Monitoring democratic institutions through public records

Weekly Summary — Feb 9, 2026

Weekly Overview

This week, 7 of 14 monitored categories showed signs of concern — a significant drop from 13 last week. All 14 categories produced documents, meaning no blind spots exist in coverage. One category, Immigration Enforcement, remains at the highest concern level; six others are elevated one step above normal.

This shift might matter because it could suggest the broad institutional stress detected last week has narrowed to a smaller but still significant set of concerns. The remaining problem areas share a common thread: they all involve the systems that hold government accountable — the ability of federal workers to challenge unfair firings, the public's access to government information, whether agencies follow court orders, and how law enforcement operates within legal limits. When these accountability systems weaken simultaneously, it may become harder for any single institution to catch and correct problems.

Two developments stand out. First, the Office of Personnel Management proposed a rule that would let it — rather than an independent board — decide appeals when federal workers are laid off. This is like letting the person who fires you also judge whether the firing was fair. Second, a new Senate bill would make it a federal crime for state or local officials to decline participation in immigration enforcement — a significant escalation that challenges longstanding legal principles about federal-state power sharing. Meanwhile, multiple members of Congress from both parties described concerns ranging from FBI document redactions to child detentions to enforcement agencies allegedly ignoring court orders.

Limitations: Much of this week's evidence comes from congressional speeches, which reflect political perspectives rather than verified facts. The drop from 13 to 7 concerned categories may reflect real improvement or simply a quieter week. This is AI-generated analysis, not a finding of fact. What to watch: Whether the proposed rule on workforce appeal rights moves forward, and whether the bills criminalizing local officials' enforcement decisions gain traction beyond introduction.

Categories of Concern

Term Summaryas of Feb 9, 2026

How Are Democratic Institutions Doing? Summary Through February 9, 2026

Term Start: January 20, 2025 | AI-generated analysis, not a finding of fact.


This monitoring system tracks fourteen areas of democratic institutional health — from civil liberties to immigration enforcement to judicial independence — and has done so since the current administration took office roughly thirteen months ago.

The Big Picture

Over fifty-six weeks, the system has flagged an average of about nine areas per week as showing signs of institutional stress. The highest point came in early February 2025, when all fourteen areas were elevated simultaneously. Six areas have been flagged for concern in more than 70% of all weeks monitored: civil liberties, immigration enforcement, law enforcement, executive actions, rulemaking, and fiscal policy. Civil liberties and immigration enforcement have each been at the most serious concern level — "Confirmed Concern" — for about 82% of the entire term.

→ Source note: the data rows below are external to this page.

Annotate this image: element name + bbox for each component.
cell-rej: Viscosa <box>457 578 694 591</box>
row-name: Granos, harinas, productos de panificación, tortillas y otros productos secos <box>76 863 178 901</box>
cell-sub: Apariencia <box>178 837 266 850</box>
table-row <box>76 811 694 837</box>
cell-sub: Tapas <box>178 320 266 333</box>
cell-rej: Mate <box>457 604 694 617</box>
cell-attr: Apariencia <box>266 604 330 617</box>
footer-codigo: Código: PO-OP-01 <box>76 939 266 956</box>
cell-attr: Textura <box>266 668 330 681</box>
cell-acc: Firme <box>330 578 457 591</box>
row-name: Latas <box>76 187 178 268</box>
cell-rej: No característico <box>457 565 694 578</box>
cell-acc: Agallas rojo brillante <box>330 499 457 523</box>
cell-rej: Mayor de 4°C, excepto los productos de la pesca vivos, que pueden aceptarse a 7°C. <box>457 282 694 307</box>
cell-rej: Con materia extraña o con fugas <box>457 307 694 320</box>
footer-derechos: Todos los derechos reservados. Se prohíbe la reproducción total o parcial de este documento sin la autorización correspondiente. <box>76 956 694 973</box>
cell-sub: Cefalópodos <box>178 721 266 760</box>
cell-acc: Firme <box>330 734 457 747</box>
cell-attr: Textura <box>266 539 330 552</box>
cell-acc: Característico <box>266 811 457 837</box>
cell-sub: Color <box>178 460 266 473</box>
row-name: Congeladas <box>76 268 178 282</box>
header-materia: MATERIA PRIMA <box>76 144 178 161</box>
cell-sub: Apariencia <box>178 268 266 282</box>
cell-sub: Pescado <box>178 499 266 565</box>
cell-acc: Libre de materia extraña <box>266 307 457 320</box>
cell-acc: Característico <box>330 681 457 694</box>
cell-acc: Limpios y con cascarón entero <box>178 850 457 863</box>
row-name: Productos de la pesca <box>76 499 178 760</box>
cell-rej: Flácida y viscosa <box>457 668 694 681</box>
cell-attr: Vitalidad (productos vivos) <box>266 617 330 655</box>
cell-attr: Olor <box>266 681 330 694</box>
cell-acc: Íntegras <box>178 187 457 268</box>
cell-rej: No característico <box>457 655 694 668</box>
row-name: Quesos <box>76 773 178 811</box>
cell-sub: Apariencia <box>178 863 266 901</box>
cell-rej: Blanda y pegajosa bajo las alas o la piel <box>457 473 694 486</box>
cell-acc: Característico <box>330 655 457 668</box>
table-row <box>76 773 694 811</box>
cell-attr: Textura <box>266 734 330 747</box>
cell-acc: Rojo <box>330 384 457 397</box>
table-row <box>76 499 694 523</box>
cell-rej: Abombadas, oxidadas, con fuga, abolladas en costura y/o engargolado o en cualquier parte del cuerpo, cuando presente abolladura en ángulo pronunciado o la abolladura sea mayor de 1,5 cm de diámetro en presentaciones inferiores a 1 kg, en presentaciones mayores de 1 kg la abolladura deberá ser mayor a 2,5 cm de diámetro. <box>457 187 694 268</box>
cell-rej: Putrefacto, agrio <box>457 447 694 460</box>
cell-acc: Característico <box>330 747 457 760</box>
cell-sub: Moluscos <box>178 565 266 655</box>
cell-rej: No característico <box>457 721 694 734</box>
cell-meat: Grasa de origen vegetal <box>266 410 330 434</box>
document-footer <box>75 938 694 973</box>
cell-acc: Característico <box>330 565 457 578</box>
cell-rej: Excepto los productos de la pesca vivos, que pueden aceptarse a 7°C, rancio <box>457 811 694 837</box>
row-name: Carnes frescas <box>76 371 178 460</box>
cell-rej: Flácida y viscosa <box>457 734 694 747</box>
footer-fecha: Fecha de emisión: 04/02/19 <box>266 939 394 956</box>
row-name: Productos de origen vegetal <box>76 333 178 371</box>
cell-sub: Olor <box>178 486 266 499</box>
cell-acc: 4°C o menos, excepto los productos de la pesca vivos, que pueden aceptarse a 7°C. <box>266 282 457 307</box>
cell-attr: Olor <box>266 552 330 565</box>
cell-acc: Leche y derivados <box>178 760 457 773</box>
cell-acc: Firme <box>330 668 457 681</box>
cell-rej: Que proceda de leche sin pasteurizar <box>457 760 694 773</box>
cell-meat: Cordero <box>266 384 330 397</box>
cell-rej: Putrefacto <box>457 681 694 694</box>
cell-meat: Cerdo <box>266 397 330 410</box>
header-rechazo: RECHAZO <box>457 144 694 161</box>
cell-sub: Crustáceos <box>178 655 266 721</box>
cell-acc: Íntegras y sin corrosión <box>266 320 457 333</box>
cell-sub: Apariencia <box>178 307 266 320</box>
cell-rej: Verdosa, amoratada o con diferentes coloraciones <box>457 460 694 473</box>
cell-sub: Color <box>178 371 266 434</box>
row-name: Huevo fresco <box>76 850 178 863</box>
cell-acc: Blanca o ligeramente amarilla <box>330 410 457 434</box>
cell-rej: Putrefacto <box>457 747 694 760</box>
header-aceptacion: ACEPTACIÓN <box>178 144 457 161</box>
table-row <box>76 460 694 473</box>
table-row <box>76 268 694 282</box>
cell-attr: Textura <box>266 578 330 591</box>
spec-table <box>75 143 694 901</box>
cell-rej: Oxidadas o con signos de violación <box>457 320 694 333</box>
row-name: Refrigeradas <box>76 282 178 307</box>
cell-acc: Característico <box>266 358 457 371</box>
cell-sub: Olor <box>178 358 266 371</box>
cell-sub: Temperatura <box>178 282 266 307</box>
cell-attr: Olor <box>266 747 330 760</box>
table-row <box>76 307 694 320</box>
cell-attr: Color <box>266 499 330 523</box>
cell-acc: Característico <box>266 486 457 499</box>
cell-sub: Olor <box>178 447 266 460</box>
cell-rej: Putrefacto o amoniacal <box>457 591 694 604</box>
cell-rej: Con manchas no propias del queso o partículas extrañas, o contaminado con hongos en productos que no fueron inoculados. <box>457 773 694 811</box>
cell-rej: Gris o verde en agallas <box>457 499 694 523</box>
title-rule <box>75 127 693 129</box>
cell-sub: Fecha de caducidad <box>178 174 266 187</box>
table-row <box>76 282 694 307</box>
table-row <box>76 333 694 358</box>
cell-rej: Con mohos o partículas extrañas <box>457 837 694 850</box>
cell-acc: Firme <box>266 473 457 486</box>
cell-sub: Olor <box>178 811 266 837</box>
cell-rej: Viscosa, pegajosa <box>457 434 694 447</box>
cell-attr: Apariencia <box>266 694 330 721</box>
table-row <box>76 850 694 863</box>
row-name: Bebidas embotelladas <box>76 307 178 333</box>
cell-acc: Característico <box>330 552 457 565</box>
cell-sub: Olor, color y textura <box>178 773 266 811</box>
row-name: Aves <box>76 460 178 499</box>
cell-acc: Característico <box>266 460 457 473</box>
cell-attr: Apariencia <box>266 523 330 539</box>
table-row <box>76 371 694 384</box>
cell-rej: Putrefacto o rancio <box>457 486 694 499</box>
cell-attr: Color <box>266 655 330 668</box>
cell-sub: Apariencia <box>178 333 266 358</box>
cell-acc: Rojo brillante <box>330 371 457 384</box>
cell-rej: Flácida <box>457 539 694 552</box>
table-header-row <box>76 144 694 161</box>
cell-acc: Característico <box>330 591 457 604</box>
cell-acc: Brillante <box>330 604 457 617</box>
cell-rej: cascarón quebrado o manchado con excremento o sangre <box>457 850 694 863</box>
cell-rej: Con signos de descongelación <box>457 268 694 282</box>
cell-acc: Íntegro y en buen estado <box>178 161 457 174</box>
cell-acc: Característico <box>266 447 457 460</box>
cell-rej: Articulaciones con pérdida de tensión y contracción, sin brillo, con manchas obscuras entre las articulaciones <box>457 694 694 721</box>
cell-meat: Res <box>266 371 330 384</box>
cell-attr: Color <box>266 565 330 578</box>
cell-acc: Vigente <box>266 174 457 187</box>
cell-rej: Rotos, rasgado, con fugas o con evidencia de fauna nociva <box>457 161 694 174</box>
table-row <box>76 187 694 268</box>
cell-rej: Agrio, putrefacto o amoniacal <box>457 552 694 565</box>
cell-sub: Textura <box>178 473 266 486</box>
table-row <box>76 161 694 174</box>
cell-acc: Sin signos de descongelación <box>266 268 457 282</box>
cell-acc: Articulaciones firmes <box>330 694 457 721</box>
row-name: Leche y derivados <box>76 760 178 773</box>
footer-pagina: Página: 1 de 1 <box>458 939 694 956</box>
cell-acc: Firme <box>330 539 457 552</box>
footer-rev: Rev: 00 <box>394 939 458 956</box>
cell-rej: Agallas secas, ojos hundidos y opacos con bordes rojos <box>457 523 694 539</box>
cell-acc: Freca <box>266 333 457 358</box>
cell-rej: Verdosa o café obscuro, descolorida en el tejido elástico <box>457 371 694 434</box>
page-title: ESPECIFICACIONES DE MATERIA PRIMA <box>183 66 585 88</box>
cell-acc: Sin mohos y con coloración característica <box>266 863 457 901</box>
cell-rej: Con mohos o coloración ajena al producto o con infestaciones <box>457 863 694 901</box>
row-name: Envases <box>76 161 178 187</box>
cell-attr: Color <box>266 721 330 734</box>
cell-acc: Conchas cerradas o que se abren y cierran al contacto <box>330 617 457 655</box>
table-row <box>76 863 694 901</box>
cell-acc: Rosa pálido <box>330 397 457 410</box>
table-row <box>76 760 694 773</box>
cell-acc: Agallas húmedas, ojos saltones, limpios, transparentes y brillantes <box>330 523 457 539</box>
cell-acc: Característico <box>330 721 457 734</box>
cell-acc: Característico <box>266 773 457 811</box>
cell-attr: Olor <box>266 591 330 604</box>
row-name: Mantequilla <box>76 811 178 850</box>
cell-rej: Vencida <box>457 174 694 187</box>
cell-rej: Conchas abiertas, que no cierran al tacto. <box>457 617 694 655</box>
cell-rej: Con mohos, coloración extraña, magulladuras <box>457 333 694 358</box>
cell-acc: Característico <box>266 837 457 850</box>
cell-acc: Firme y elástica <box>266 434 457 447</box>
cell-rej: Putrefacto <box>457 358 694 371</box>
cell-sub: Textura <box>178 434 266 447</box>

This sustained pattern across more than a year could indicate that core institutional safeguards — independent courts, transparency requirements, civil service protections, and enforcement boundaries — are under persistent pressure that has not resolved through normal institutional channels. This matters because these safeguards are the mechanisms through which democratic governance maintains accountability and protects individual rights; prolonged stress on them could weaken the checks that prevent any single branch of government from acting without constraint.

What Changed This Week

Last week, thirteen of fourteen areas were flagged, with nine at the highest concern level. This week, that dropped sharply to seven elevated areas, with only one (immigration enforcement) at the highest level. Importantly, the system had full data coverage this week — 665 documents across all fourteen categories — so this drop appears to reflect a genuine reduction in visible institutional stress rather than missing information.

The areas that remain elevated this week share a common theme: they all relate to mechanisms that allow people and institutions to push back against government overreach. These include protections for federal workers, public access to government information, whether agencies are following court orders, how law enforcement operates, immigration enforcement, and civil rights. A proposed rule that would transfer federal employee appeal rights away from an independent review board is the week's most significant structural development — it could weaken one of the few remaining internal checks on workforce reductions.

The Pattern to Watch

Recent weeks have shown dramatic swings: 7 flagged categories, then 3, then 6, then 13, now 7. Rather than a steady trend in either direction, the system appears to be oscillating — sharp spikes followed by contractions. Whether this represents institutions absorbing and recovering from shocks, or repeated stress without resolution, is the central question going forward. Six areas are currently trending in a worsening direction, including elections, immigration enforcement, and media freedom.

This is AI-generated analysis based on publicly available documents, not a statement of fact. Readers should consult primary sources and expert commentary for a complete picture.